Si le revenu agricole a continuellement augmenté (+ 1,59 % par année) la productivité, elle, explose. Depuis 1960, la productivité du travail dans le secteur agricole a progressé à un rythme annuel moyen de 3,87 %. Concrètement, cela représente un « doublement de la valeur ajoutée par actif agricole en 18 ans », explicite l’économiste. En particulier entre 1973 et 2006, avec un « très fort gain de productivité ».
Avantage à l’aval
La productivité du secteur a donc profité aux agriculteurs puisque leurs revenus ont augmenté. Mais seulement en partie. Entre 1960 et 2023, les gains de productivité globale ont généré un surplus de rémunération par actif familial de 68 000 €, mais ces 68 000 € de gain de productivité ont été transférés à l’aval de l’agriculture (industriels, grande distribution et consommateurs) par le jeu des prix. « Si bien que la part qui revient aux agriculteurs n’est que de 28 637 € » soit moins de 500 € par an, par actif familial.
« L’agriculteur ne retire pas l’entier bénéfice de tous les gains de productivité qui ont été réalisés ». C’est en majorité (près de 58 %) l’aval de la filière : « la grande distribution, l’industrie agroalimentaire, les consommateurs », qui ont bénéficié de ces gains de productivité, devant les agriculteurs (42 %) et les fournisseurs (0,2 %).
Revirement depuis 2010
Pour l’économiste, trois périodes sont à distinguer : de 1960 à 1973 où « le revenu agricole tire profit des évolutions positives » des gains de productivité et des termes de vente avantageux. Ensuite, de 1973 à 2009, « les gains de productivité sont impressionnants », (+ 7,45 % par an) alors que « le revenu agricole ne progresse que de 1,15 % » avec un transfert aux acteurs de l’aval des bénéfices. Enfin, de 2010 à 2023, l’économiste constate une « remise en cause totale des tendances passées » avec un fort ralentissement de la productivité (1,1 % par an) tandis que le revenu par actif agricole a augmenté de 5,6 %.
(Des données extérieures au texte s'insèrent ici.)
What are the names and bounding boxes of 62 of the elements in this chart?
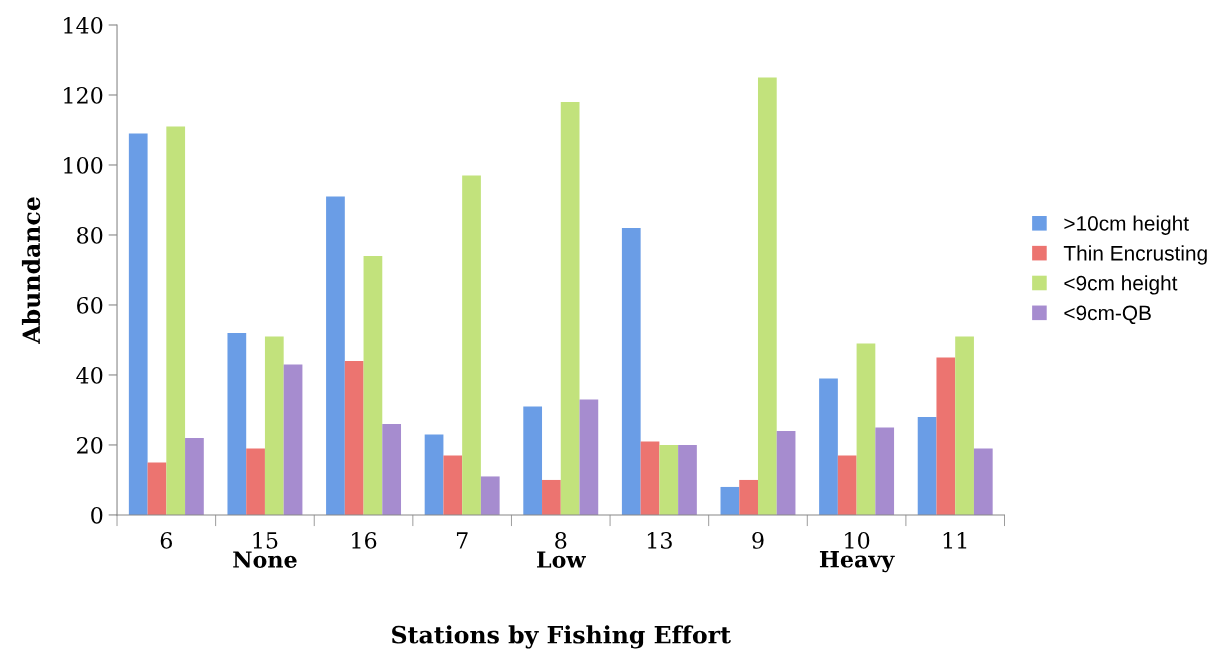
y-tick-label: 80: [77, 226, 103, 244]
bar: [462, 175, 481, 515]
bar: [227, 332, 247, 515]
bar: [523, 406, 543, 515]
text: None: [233, 551, 297, 568]
bar: [659, 444, 679, 515]
bar: [917, 416, 937, 515]
legend-label: <9cm height: [1064, 275, 1178, 295]
bar: [757, 77, 777, 515]
bar: [166, 126, 186, 515]
bar: [621, 227, 641, 515]
bar: [326, 196, 345, 515]
bar: [560, 101, 580, 515]
y-tick-label: 120: [64, 86, 103, 104]
x-tick-label: 7: [456, 532, 468, 549]
bar: [542, 479, 561, 515]
bar: [128, 133, 148, 515]
bar: [246, 448, 265, 515]
bar: [443, 455, 463, 515]
bar: [678, 444, 697, 515]
legend-label: >10cm height: [1064, 215, 1189, 235]
y-tick-label: 140: [64, 16, 103, 34]
bar: [856, 343, 876, 515]
x-tick-label: 15: [253, 532, 278, 549]
legend-label: <9cm-QB: [1064, 305, 1151, 325]
bar: [283, 364, 303, 515]
y-tick-label: 40: [76, 366, 103, 384]
x-tick-label: 10: [845, 532, 870, 549]
text: Heavy: [819, 551, 895, 573]
y-axis-title: Abundance: [21, 197, 41, 344]
bar: [264, 336, 284, 515]
y-tick-label: 0: [91, 506, 103, 524]
bar: [720, 486, 740, 515]
bar: [363, 255, 383, 515]
text: Low: [537, 551, 586, 568]
legend-label: Thin Encrusting: [1063, 245, 1207, 265]
x-tick-label: 8: [555, 532, 567, 549]
bar: [344, 360, 364, 515]
bar: [819, 378, 838, 515]
bar: [837, 455, 857, 515]
bar: [579, 399, 599, 515]
y-tick-label: 100: [64, 156, 103, 174]
x-tick-label: 16: [352, 532, 377, 549]
x-tick-label: 11: [943, 532, 967, 549]
bar: [936, 357, 956, 515]
bar: [147, 462, 167, 515]
x-tick-label: 6: [160, 532, 172, 549]
bar: [955, 336, 974, 515]
x-axis-title: Stations by Fishing Effort: [392, 625, 731, 649]
bar: [424, 434, 444, 515]
bar: [640, 441, 660, 515]
x-tick-label: 9: [752, 532, 764, 549]
y-tick-label: 20: [77, 436, 103, 454]
bar: [973, 448, 993, 515]
y-tick-label: 60: [77, 296, 103, 314]
bar: [382, 423, 402, 515]
bar: [185, 437, 204, 515]
bar: [776, 430, 796, 515]
x-tick-label: 13: [647, 532, 672, 549]
bar: [480, 476, 500, 515]
bar: [739, 479, 758, 515]
bar: [875, 427, 895, 515]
Comment expliquer ce revirement positif pour les agriculteurs ? La baisse de la productivité est provoquée, entre autres, par la saturation des rendements, des contraintes financières, ou le vieillissement de la population active agricole, note l’économiste, tandis que les agriculteurs bénéficient d’une inversion des termes de l’échange à leur avantage, c’est-à-dire que les prix des produits qu’ils vendent sont supérieurs à ceux des charges.
(1) Jean-Philippe Boussemart a mis en place un indicateur sur soixante-cinq ans, le « résultat net de la branche agricole » par unité de travail. Il est calculé à partir de la valeur ajoutée, du compte d’exploitation, et du compte de revenu, ces trois chiffres étant publiés par l’Insee.